Young athletes are committing to colleges before starting high school, despite regulations.

College athletics offers students many opportunities: the chance to compete at a high level, recognition of talent, a certain degree of fame and an affordable college education. Despite possible NCAA rules violations, these opportunities are increasingly marketed toward extremely young recruits who are not old enough to drive, much less decide where to attend college.

A Jan. 26 article in the New York Times reported on college recruiters’ interest in younger athletes. The Times profiled one athlete who committed to play soccer at the University of Texas just before she entered her freshman year in high school.

Despite an NCAA recruiting calendar that doesn’t allow Division I player-coach contact before a player’s sophomore year in high school, it’s apparent some students — especially in women’s sports — are getting looked at well before “official” contact takes place. 

This trend hasn’t received much media attention, as it’s mostly prevalent in sports that don’t generate a lot of revenue. Without the scrutiny of the public, early recruiting practices are often unnoticed.

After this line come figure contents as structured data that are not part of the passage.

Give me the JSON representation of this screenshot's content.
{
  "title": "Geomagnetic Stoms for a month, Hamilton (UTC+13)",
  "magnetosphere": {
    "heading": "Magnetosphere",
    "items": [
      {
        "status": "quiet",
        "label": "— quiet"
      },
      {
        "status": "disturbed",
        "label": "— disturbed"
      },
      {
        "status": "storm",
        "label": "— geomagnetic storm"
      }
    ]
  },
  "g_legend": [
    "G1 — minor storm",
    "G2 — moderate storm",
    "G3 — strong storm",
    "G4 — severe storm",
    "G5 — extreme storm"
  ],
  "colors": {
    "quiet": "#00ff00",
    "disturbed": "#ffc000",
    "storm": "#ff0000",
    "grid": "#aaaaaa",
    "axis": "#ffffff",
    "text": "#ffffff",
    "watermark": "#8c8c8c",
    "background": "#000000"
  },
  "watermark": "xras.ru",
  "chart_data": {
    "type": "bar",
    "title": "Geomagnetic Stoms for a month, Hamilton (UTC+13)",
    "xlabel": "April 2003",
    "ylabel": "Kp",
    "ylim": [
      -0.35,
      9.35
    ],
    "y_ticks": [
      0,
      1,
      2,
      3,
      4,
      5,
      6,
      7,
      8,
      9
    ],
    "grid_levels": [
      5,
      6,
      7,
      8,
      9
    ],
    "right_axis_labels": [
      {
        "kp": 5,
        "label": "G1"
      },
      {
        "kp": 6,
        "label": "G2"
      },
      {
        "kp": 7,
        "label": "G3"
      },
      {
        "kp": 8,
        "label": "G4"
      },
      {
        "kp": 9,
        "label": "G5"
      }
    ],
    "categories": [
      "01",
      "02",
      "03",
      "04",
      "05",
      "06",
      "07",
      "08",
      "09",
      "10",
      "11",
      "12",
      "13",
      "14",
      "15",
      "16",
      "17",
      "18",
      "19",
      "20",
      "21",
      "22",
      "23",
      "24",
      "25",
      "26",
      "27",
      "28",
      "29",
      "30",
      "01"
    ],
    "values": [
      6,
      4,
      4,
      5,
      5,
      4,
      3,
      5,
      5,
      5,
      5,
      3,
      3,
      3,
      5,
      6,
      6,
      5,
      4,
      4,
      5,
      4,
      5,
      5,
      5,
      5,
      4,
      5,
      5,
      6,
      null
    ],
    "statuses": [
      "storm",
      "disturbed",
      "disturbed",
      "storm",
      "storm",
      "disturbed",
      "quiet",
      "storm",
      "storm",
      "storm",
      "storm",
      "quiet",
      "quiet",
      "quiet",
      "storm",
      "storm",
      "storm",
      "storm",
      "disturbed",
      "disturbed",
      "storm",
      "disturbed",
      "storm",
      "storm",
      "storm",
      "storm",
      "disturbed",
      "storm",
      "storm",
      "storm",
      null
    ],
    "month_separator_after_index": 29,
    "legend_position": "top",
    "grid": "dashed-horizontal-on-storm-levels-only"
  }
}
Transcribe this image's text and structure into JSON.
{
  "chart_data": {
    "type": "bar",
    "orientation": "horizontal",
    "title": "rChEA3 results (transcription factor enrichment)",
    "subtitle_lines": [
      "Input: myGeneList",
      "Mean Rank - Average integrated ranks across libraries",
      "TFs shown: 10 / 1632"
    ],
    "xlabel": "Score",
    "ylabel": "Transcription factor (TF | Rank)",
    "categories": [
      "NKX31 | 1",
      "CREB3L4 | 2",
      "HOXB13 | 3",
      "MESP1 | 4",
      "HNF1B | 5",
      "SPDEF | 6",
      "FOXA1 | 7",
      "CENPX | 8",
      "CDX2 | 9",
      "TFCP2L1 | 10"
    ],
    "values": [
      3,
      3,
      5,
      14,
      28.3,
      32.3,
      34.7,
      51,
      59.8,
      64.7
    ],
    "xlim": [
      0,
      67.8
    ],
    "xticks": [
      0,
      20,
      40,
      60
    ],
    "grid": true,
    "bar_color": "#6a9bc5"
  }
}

The Washington Post reported April 26 that a lacrosse player had committed to play for the University of Virginia before getting a spot as a freshman on his high school team. In December, reported that an eighth grader committed to play softball at the University of Tennessee.

Recruiting at such early ages places unnecessary pressure on students and forces them to think about their college sports career well before they’ve finished high school. 

Regardless of how much media attention the issue gets, the NCAA must be more stringent and consistent with the enforcement of proper recruiting practices across all divisions and all sports, whether they are moneymakers or not.